Information-Geometric Decomposition of Generalization Error in Unsupervised Learning
A new paper uses information geometry to break down why unsupervised models fail to generalize.
Researcher Gilhan Kim has published a novel theoretical framework that provides an exact mathematical decomposition of generalization error in unsupervised machine learning. The work, titled 'Information-Geometric Decomposition of Generalization Error in Unsupervised Learning,' uses concepts from information geometry—specifically the generalized Pythagorean theorem and a dual e-mixture variance identity—to split the Kullback–Leibler (KL) generalization error into three distinct, non-negative components: model error, data bias, and variance. This decomposition is exact for any model class that is 'e-flat,' a specific geometric property, offering a more rigorous diagnostic tool than previous approximations.
As a concrete demonstration, Kim applies this framework to ε-PCA, a regularized version of principal component analysis where small eigenvalues are pinned to a noise floor ε. While this model isn't inherently e-flat, Kim shows it can be reformulated to apply the decomposition on isotropic Gaussian data. The analysis yields closed-form expressions for each error component and reveals that the optimal model retains only those empirical eigenvalues exceeding the noise floor (λ*_cut = ε). This cutoff represents a balance between reducing model error and incurring data bias.

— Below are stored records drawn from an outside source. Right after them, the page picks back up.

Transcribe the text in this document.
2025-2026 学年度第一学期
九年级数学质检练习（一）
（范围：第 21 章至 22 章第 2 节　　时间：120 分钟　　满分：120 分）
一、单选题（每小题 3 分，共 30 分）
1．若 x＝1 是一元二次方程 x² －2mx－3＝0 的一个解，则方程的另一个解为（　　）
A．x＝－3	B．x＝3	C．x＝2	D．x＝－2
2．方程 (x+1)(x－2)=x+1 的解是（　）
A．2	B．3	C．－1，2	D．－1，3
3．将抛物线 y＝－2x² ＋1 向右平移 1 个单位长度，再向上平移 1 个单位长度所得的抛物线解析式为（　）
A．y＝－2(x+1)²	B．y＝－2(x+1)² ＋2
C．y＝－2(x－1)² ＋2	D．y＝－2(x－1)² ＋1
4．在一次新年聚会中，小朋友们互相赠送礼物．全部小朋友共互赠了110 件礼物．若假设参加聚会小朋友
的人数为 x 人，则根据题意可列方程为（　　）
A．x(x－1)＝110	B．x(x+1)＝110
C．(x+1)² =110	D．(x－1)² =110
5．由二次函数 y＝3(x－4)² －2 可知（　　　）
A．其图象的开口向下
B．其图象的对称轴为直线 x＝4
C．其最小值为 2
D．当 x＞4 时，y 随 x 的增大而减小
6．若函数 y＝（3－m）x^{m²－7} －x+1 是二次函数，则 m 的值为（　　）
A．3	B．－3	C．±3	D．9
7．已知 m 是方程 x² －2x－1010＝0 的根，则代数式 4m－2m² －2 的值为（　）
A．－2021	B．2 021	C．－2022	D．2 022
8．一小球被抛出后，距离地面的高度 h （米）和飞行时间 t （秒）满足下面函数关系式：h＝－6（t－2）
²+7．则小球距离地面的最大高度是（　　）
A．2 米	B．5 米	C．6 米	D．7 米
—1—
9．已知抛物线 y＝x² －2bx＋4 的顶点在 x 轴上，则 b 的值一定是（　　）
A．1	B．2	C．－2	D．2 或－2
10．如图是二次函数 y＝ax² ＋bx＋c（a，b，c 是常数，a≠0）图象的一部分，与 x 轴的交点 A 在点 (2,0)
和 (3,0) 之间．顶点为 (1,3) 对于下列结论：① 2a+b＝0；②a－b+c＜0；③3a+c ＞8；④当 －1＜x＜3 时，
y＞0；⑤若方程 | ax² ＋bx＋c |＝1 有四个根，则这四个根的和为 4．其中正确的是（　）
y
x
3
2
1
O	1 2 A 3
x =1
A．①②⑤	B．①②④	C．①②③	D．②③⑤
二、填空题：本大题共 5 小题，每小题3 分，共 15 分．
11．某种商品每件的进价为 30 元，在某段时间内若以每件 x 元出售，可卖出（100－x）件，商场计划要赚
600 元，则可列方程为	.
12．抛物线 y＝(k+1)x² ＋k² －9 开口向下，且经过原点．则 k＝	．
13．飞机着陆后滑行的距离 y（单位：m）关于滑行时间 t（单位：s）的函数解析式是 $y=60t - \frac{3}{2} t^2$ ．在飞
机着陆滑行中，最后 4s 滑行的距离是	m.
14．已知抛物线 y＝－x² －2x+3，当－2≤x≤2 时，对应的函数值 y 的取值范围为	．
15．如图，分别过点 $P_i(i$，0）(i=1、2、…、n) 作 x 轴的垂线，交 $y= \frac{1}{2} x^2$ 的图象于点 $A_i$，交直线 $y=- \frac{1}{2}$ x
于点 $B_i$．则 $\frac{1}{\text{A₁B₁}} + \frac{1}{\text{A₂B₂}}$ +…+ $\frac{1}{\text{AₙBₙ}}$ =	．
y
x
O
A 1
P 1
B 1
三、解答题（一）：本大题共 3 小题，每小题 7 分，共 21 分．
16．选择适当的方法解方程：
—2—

The framework further predicts a three-regime phase diagram for model behavior—'retain-all,' 'interior,' and 'collapse'—separated by statistical thresholds like the Marchenko–Pastur edge and a computable collapse threshold ε*(α), where α is the dimension-to-sample-size ratio. All theoretical claims are backed by numerical verification. This work moves beyond vague notions of 'overfitting' by providing a precise, component-wise accounting of why a model fails to generalize to new data.
- Exact decomposition of KL generalization error into model error, data bias, and variance using information geometry.
- Applied to ε-PCA, proving optimal rank selection occurs at λ*_cut = ε, balancing error gain and bias cost.
- Reveals a three-regime phase diagram (retain-all, interior, collapse) with analytically computable thresholds, validated numerically.
Why It Matters
Provides a precise, mathematical blueprint for diagnosing why AI models fail, moving beyond heuristic explanations of overfitting.